An improvement proposed in Patent EP-0,718,250 has made it possible to overcome this constraint: the teaching of this document consists in designing a stack of thin layers such that its optical and thermal properties remained virtually unchanged, whether or not the substrate, once coated with the stack, underwent a heat treatment. Such a result is achieved by combining two characteristics:
on the one hand, provided on top of the functional layer(s) is a layer made of a material capable of forming a barrier to oxygen diffusion at high temperature, which material itself does not undergo chemical or structural modification at high temperature which would result in modification in its optical properties. This material may thus be silicon nitride Si.sub.3 N.sub.4 or aluminium nitride AlN; PA1 on the other hand, the functional layer(s) is (are) directly in contact with the subjacent dielectric coating, in particular zinc oxide ZnO.

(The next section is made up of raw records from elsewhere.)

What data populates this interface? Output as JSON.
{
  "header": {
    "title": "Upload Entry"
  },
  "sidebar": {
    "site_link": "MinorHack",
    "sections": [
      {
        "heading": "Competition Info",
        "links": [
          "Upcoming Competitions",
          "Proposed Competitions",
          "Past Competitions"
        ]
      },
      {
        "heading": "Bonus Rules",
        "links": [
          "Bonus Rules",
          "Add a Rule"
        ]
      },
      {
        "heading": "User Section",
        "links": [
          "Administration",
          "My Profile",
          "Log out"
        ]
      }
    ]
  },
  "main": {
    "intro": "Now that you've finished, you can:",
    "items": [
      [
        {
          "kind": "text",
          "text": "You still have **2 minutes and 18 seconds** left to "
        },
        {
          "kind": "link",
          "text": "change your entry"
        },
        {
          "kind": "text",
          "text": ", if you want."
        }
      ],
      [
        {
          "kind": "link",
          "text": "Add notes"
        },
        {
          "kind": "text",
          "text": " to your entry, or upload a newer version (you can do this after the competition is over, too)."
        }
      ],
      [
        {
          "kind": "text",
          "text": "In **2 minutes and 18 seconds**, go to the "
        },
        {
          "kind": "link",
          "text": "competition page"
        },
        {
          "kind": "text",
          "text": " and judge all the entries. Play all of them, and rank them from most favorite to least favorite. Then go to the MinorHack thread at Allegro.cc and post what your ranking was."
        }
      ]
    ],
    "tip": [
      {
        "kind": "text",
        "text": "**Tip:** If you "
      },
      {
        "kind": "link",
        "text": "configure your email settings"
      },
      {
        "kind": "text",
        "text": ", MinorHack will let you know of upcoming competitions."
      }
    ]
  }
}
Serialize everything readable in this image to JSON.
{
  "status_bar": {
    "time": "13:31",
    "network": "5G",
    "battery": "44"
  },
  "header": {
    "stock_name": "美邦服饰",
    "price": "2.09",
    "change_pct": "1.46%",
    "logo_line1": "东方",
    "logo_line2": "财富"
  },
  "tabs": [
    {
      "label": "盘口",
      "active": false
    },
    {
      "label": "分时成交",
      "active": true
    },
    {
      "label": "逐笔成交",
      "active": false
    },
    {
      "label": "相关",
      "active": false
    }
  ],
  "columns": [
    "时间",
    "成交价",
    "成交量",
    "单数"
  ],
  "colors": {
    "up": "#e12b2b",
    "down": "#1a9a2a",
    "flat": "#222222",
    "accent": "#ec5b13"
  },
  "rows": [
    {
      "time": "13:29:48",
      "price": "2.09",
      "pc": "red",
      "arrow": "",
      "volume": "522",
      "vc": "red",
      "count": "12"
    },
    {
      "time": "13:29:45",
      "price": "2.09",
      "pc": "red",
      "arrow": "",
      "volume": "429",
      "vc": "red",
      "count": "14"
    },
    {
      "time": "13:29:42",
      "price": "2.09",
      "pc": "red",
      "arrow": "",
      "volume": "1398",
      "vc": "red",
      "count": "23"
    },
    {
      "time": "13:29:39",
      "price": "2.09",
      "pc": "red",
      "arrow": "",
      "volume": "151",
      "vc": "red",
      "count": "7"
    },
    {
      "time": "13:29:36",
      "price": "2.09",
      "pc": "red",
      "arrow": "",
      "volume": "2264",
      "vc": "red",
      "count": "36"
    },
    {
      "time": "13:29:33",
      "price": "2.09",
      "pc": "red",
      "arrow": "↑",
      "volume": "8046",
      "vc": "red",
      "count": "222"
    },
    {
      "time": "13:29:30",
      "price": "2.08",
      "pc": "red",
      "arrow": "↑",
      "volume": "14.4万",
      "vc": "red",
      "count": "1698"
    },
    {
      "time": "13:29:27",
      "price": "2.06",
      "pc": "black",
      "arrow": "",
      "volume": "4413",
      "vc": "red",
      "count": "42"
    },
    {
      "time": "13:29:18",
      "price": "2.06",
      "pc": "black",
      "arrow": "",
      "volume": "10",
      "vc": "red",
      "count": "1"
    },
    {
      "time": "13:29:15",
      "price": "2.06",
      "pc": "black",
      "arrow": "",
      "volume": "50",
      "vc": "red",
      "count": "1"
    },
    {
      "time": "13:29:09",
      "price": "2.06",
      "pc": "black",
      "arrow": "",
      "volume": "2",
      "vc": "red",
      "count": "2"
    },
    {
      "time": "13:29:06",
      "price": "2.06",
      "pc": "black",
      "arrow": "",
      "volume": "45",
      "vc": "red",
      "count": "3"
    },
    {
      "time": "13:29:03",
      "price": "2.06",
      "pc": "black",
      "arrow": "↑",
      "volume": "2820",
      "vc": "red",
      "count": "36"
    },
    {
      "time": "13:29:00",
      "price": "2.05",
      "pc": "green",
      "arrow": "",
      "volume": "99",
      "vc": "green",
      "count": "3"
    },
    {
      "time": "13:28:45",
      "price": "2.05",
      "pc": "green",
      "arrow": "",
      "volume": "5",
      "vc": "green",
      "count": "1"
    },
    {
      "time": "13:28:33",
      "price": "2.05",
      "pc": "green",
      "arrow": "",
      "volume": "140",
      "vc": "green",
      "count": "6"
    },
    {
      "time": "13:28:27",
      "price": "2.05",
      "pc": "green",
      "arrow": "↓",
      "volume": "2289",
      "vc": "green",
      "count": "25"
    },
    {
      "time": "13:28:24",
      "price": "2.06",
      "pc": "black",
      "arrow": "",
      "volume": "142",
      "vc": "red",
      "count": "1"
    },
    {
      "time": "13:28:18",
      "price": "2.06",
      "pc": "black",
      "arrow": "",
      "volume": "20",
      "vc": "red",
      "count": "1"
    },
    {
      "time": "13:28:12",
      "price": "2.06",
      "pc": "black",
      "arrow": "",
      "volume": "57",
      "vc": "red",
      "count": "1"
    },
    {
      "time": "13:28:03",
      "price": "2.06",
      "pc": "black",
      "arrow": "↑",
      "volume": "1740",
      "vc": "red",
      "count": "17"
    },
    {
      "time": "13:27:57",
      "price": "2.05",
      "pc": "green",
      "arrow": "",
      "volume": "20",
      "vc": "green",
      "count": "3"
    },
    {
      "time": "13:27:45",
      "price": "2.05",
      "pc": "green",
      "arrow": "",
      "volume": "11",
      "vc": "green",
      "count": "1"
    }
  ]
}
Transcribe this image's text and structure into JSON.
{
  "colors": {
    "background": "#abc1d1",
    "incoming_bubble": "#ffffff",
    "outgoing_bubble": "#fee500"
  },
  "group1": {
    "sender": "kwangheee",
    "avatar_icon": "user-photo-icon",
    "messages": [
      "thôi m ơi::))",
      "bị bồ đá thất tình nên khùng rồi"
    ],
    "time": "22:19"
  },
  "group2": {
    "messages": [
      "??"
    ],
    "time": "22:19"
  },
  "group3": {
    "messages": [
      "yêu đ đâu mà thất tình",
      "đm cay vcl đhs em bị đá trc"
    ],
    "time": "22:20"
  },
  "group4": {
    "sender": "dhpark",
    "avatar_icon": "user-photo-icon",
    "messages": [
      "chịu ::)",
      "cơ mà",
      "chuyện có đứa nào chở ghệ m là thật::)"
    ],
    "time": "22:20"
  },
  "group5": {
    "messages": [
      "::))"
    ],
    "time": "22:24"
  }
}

Although this solution allows the substrate effectively to maintain a T.sub.L level and an appearance in external reflection which, after heat treatment, are quite constant, it is still capable of improvement, in that it has been observed with this type of stack that optical defects, sometimes visible to the naked eye, could appear after heat treatment, these very often being in the form of a speckling of bright spots of the "pinhole" type or having a slightly fuzzy appearance, which is obviously prejudicial in terms of the aesthetic appearance and of productivity since this may lead to an abnormally high scrap rate, most particularly if these glazing assemblies are curved/toughened glazing assemblies, which may or may not be of the laminated type, intended for fitting into vehicles of the motor-vehicle type, in which very strict standards impose a very high optical quality.